Le sol évolue très lentement sous l’action du climat et de la végétation. On désigne par le
terme humus les couches contenant de la matière organique provenant de la décomposition
avancée des végétaux (notamment des feuilles). La décomposition plus ou moins rapide de
ces litières permet de distinguer trois types d’humus : mor (décomposition lente, sols noirs),
moder (intermédiaire), mull (décomposition très rapide).
I.3.c. Le milieu vivant
* phytocénose (ensemble des plantes)
La monospécificité recherchée aujourd’hui par les forestiers n’a jamais été une réalité (à
quelques rares exceptions) dans l’histoire des forêts.

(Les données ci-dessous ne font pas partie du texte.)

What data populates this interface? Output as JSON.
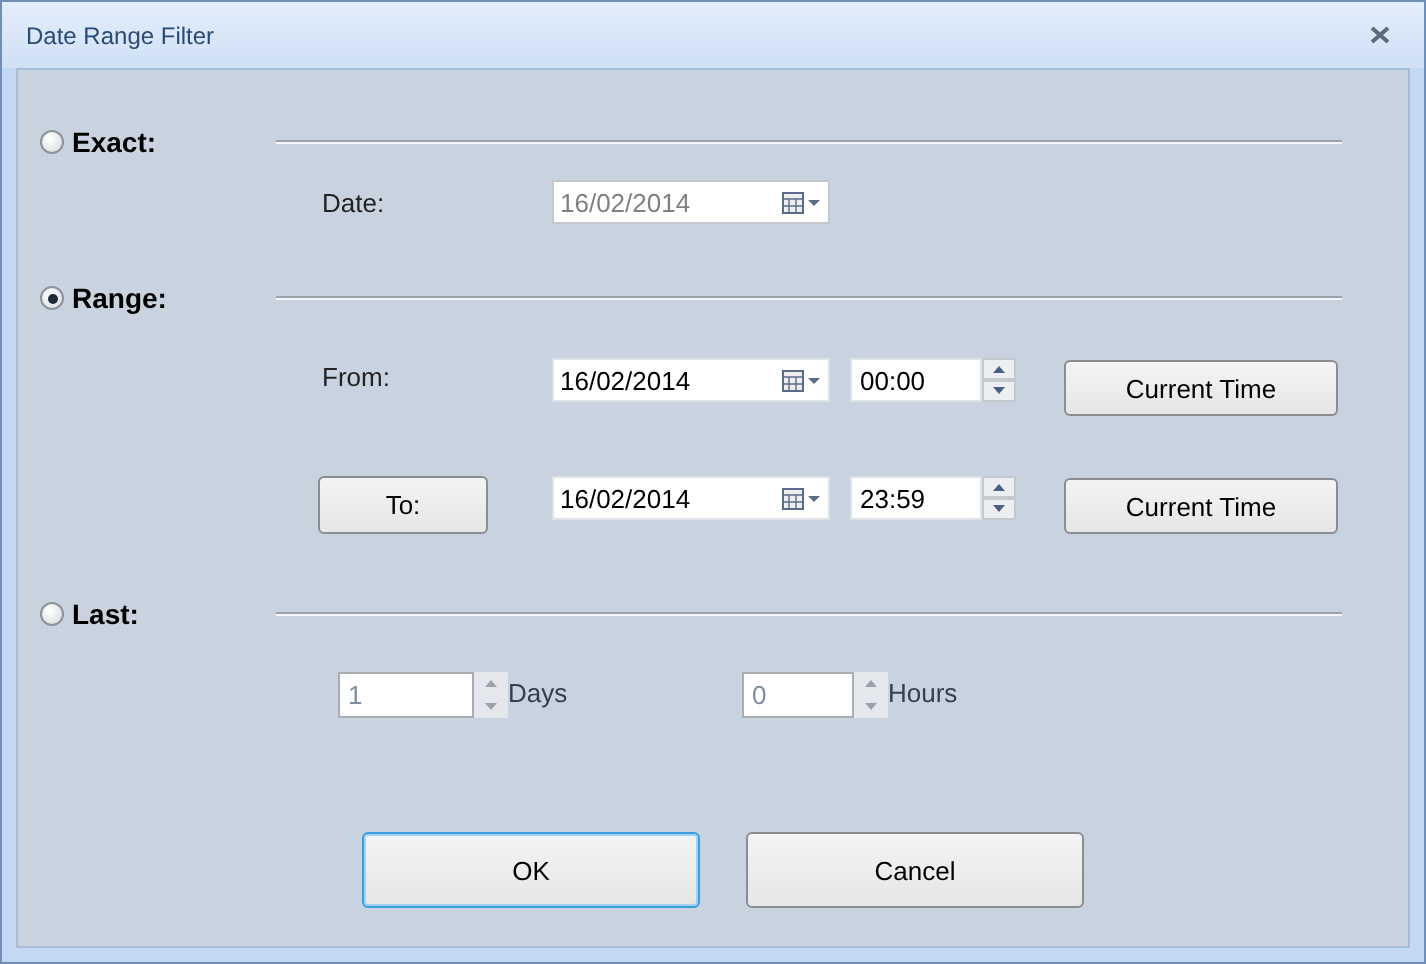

Les essences forestières principales des forêts d’Europe de l’ouest sont :
- en plaine : les chênes (principalement pédonculé et sessile,rouvre) et le hêtre (le pin martime
dans les Landes) ;
- en moyenne montagne et montagne : l’épicéa, le sapin, le hêtre, le pin sylvestre, le mélèze ;
à ces essences principales s’associent des essences secondaires : charme, tilleuls, érables,
ormes, châtaignier, frênes, merisier, alisiers, sorbiers, aulne, saules (le pluriel ou le singulier
utilisé dans cette énumération est importante, il souligne si ces genres sont représentés par une
ou plusieurs espèces) ... En milieu méditerranéen se rencontrent des forêts de chêne
pubescent, chêne vert, chêne liège…, de pin d’Alep… et de très nombreux arbustes.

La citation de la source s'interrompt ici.